Siccome l’infisso non è fesso, pensate a quante soluzioni taaaaaaac si potrebbero sviluppare: “Questa scala mobile non funziona per tutelare la vostra salute facendo le scale” (e immaginate che risparmio per l’ATM che non dovrebbe più occuparsi della manutenzione delle scale mobili); “Quest’autobus è fuori servizio per farvi andare a piedi o in bicicletta, magari usando la pista ciclabile di Corso Buenos Aires che è una delle cose più inspiegabili dell’umanità dopo Stonhenge”; “Questo quartiere è una piazza di spaccio a cielo aperto perché tuteliamo l’antiproibizionismo” (alte grida di approvazione dal Boschetto di Rogoredo o dalla zona di Benedetto Marcello dove spacciano a cielo aperto, guardate i servizi pubblicati da Affari).

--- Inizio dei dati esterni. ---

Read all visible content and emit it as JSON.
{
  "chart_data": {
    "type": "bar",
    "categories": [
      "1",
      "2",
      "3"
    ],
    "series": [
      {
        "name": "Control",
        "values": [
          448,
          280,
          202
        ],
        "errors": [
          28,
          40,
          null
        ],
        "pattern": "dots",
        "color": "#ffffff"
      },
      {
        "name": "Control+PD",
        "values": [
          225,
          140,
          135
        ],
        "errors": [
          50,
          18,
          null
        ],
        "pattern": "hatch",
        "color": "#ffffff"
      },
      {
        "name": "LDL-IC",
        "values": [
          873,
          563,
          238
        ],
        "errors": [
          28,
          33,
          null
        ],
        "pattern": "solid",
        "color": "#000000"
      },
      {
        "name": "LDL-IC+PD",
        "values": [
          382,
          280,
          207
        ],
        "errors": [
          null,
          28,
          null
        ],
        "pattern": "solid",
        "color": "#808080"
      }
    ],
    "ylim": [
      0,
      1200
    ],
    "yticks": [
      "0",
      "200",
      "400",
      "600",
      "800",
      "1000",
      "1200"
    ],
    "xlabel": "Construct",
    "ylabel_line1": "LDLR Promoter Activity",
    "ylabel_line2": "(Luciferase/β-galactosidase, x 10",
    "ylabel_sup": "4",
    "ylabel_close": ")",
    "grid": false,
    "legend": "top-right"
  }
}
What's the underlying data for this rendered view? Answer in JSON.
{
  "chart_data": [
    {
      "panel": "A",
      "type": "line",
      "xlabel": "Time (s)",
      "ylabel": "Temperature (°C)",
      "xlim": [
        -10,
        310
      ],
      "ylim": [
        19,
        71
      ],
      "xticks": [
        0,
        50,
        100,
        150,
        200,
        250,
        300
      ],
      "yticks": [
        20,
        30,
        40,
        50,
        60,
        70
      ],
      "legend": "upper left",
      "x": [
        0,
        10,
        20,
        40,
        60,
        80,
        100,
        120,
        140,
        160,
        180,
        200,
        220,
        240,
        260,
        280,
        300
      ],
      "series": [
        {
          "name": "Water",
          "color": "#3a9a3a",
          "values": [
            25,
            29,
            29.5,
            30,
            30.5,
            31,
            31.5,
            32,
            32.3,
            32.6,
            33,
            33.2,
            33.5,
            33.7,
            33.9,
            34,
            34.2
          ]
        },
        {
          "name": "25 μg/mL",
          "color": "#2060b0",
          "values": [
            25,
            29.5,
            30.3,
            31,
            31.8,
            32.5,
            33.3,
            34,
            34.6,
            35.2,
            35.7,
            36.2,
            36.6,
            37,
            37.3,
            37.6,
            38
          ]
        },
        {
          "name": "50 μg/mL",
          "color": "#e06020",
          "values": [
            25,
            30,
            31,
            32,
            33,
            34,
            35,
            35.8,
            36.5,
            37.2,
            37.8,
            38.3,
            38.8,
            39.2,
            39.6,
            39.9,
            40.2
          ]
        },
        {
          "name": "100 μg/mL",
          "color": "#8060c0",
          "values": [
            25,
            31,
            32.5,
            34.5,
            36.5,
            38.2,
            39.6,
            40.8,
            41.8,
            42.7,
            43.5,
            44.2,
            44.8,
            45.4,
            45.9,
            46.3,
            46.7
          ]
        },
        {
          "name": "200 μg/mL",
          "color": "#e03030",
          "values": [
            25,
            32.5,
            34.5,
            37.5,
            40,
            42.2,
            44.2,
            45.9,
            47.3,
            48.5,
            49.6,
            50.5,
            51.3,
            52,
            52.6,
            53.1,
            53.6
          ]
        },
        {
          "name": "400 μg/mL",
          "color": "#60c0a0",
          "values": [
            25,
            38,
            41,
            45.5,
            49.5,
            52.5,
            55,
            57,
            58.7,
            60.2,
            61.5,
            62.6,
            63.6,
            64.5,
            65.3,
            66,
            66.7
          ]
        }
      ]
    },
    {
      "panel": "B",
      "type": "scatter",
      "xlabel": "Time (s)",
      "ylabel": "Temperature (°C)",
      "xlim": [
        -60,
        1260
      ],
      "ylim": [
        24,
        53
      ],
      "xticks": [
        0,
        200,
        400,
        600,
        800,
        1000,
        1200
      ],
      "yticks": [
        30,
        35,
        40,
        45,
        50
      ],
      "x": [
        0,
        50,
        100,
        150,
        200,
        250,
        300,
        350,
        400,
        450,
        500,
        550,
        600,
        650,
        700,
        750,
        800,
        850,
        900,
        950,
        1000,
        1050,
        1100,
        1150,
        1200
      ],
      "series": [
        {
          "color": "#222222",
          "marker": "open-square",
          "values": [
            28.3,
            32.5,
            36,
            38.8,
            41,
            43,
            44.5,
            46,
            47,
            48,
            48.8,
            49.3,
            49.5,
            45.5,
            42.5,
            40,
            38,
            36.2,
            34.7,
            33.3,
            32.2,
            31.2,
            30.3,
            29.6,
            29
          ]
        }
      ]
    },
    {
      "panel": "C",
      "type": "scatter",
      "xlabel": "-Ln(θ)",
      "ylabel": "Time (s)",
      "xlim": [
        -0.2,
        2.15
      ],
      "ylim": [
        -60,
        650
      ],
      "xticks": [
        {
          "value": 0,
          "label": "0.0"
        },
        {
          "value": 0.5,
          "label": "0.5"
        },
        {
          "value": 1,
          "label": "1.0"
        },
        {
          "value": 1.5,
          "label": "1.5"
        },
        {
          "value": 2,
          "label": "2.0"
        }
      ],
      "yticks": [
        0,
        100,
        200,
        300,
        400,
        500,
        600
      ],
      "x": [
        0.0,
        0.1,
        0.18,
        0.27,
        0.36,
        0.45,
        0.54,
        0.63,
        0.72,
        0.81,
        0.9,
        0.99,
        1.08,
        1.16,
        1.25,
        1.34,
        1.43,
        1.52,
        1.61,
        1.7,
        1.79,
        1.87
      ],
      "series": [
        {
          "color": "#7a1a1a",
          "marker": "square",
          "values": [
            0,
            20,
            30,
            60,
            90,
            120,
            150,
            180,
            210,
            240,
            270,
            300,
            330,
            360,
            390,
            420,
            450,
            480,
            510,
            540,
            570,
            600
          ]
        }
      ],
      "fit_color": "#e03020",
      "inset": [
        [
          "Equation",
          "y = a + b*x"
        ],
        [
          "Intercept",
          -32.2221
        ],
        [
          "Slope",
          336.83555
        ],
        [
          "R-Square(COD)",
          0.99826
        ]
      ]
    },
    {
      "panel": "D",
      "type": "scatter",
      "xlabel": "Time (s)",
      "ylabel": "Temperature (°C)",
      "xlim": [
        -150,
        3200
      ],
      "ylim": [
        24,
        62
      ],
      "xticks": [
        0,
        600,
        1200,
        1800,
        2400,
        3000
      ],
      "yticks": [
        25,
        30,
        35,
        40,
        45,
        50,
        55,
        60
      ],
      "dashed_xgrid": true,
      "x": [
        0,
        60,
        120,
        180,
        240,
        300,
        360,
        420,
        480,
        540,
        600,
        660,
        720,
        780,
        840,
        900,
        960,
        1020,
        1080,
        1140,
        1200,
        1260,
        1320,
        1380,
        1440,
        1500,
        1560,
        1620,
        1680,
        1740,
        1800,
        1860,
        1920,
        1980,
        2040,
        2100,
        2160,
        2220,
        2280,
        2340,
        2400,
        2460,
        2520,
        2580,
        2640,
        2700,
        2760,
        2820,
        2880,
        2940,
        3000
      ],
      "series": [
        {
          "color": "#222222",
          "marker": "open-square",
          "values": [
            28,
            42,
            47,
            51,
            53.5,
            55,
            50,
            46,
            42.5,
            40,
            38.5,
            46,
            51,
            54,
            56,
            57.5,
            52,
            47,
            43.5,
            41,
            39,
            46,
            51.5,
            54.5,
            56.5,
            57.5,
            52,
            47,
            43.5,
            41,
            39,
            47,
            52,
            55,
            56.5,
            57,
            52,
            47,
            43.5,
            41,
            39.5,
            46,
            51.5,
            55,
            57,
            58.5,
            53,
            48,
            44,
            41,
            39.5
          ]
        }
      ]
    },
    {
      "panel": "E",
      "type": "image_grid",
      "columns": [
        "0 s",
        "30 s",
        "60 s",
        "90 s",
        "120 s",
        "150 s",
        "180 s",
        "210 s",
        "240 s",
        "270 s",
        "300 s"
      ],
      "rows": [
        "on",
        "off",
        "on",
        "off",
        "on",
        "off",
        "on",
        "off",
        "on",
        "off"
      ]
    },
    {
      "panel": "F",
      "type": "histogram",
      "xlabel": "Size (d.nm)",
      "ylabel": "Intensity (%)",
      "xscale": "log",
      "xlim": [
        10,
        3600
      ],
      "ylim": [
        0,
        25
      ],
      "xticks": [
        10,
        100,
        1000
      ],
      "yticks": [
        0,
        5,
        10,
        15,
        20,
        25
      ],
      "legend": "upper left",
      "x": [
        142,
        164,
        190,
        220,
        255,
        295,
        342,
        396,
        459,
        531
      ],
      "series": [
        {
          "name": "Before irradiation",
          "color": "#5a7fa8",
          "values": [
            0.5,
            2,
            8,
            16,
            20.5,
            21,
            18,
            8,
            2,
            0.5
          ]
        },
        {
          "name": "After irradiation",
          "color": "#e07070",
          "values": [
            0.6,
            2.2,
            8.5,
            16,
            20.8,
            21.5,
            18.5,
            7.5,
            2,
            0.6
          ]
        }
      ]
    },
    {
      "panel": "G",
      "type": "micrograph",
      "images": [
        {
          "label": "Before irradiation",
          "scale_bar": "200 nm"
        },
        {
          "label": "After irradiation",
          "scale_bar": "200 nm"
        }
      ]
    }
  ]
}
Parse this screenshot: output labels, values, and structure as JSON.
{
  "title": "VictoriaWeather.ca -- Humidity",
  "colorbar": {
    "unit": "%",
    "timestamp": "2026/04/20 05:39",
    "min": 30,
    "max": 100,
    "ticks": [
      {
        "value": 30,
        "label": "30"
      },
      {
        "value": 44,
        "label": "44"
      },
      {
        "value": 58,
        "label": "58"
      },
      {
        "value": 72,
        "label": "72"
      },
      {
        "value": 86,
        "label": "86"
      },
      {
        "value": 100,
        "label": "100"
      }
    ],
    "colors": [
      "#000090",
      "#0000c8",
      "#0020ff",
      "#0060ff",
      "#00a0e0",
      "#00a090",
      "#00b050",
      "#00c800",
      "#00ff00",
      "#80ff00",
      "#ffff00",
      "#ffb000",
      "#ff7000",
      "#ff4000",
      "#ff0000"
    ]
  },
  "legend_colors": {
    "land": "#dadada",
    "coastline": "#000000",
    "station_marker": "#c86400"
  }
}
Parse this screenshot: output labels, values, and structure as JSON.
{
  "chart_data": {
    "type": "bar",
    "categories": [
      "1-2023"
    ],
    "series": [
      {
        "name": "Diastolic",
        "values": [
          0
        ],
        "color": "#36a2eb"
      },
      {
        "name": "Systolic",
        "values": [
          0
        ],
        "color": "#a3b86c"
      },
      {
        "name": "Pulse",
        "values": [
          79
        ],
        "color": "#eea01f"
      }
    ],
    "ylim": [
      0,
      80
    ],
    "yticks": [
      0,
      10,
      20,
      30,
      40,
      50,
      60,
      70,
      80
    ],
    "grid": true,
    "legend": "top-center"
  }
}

Se il Comune sa quello che è meglio per tutti noi...

Insomma, pensateci, è geniale! Questa cosa non funziona? Ma c’è una ragione caro pisquano: è per il tuo bene. Io, l’Istituzione-Mamma, ho pensato al tuo bene, bene che tu nemmeno conosci. Un po’ come Steve Jobs che inventava il bisogno a cui uno dei suoi prodotti avrebbe risposto, o prevedeva future necessità per proporre telefoni o tablet. Ecco, a proposito di bisogni: “Questi gabinetti sono fuori servizio per risparmiare le riserve idriche e rendere un posto migliore”. Adesso immaginate assieme: niente scale mobili, niente bus (inquinano), niente caldaie d’inverno che bruciano nafta, niente sfalci nelle aiuole, niente cessi pubblici. E magari la riapertura dei Navigli: dopodiché ci manca solo la Peste Nera e potremo festeggiare serenamente il Capodanno 1378. Si stava meglio quando si stava peggio. Anzi no: si stava meglio e basta. Il Comune sa quello che è meglio per tutti noi.